The rights which have been sanctioned by God are permanent, perpetual and eternal. They are not subject to any alterations or modifications, and there is no scope for any change or abrogation.

The Security of Life and Property
In the address which the Prophet Muhammad (peace be upon him) delivered on the occasion of the Farewell Haj, he said: “Your lives and properties are forbidden to one another till you meet your Lord on the Day of Resurrection.” God Almighty has laid down in the Holy Quran: “Anyone who kills a believer deliberately will receive as his reward (a sentence) to live in Hell for ever. God will be angry with him and curse him, and prepare dreadful torment for him” (4:93). The Prophet has also said about the dhimmis (the non-Muslim citizens of the Muslim State): “One who kills a man under covenant (i.e. a dhimmi) will not even smell the fragrance of Paradise” (Bukhari and Abu Dawud).
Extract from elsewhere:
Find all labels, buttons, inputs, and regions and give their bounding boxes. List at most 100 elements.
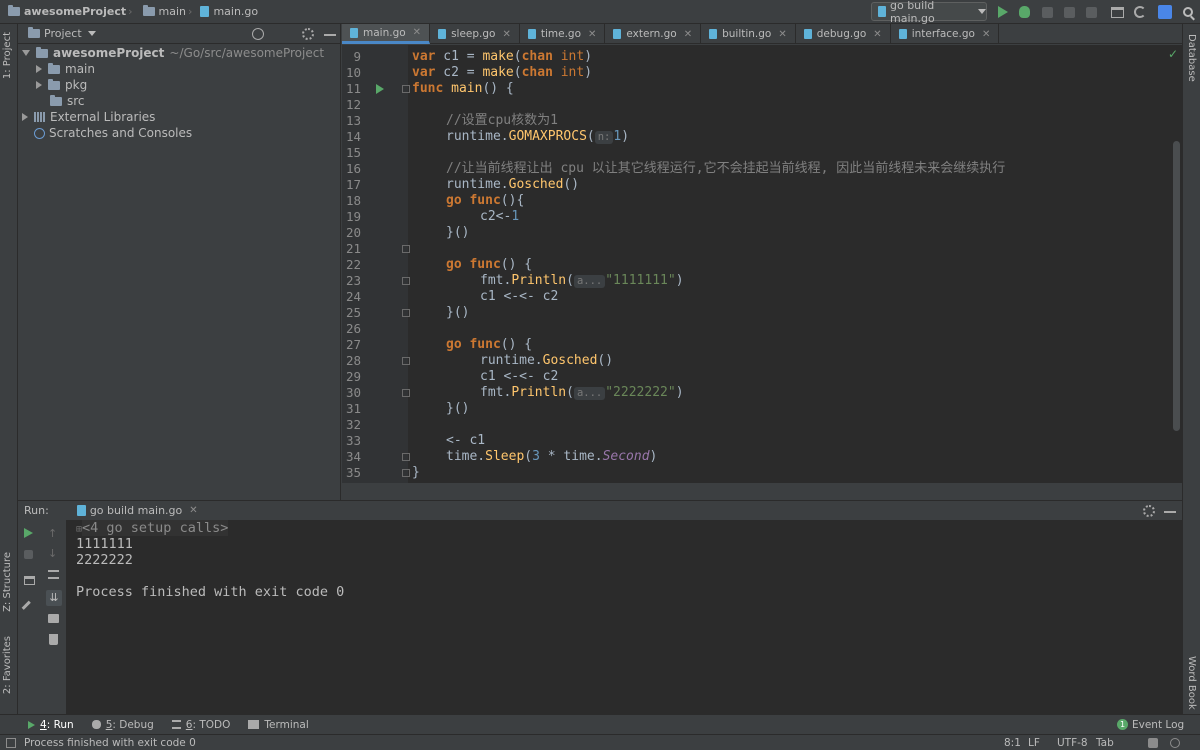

 Islam prohibits homicide but allows only one exception, that the killing is done in the due process of law which the Quran refers to as bi al haqq (with the truth). Therefore a man can be killed only when the law demands it, and it is obvious that only a court of law can decide whether the execution is being carried out with justice or without justification.
In case of war or insurrection a just and righteous government alone, which follows the Shariah or the Islamic Law, can decide whether a war is just or unjust, whether taking of a life is justified or not; and whether a person is a rebel or not and who can be sentenced to death as a punishment. These weighty decisions cannot be left in the hands of a court which has become heedless to God and is under the influence of the administra tion. A judiciary like this may miscarry justice. Nor can the crimes of state be justified on the authority of the Holy Quran or Traditions (hadith) when the state murders its citizens openly and secretly without any hesitation or on the slightest pretext, because they are opposed to its unjust policies and actions or criticise it for its misdeed, and also provides protection to its hired assassins who have been guilty of the heinous crime of murder of an innocent person resulting in the fact, that neither the police take any action against such criminals nor can any proof or witnesses against these criminals be produced in the courts of law. The very existence of such a government is a crime and none of the killings carried out by them can be called “execution for the sake of justice” in the phraseology of the Holy Quran.
Along with security of life, Islam has with equal clarity and definiteness conferred the right of security of ownership of property, as mentioned earlier with reference to the address of the Farewell Haj. On the other hand, the Quran goes so far as to declare that the taking of people’s possessions or property is completely prohibited unless they are acquired by lawful means as permitted in the Laws of God. The Law of God categorically declares: “Do not devour one another’s wealth by false and illegal means” (2:188).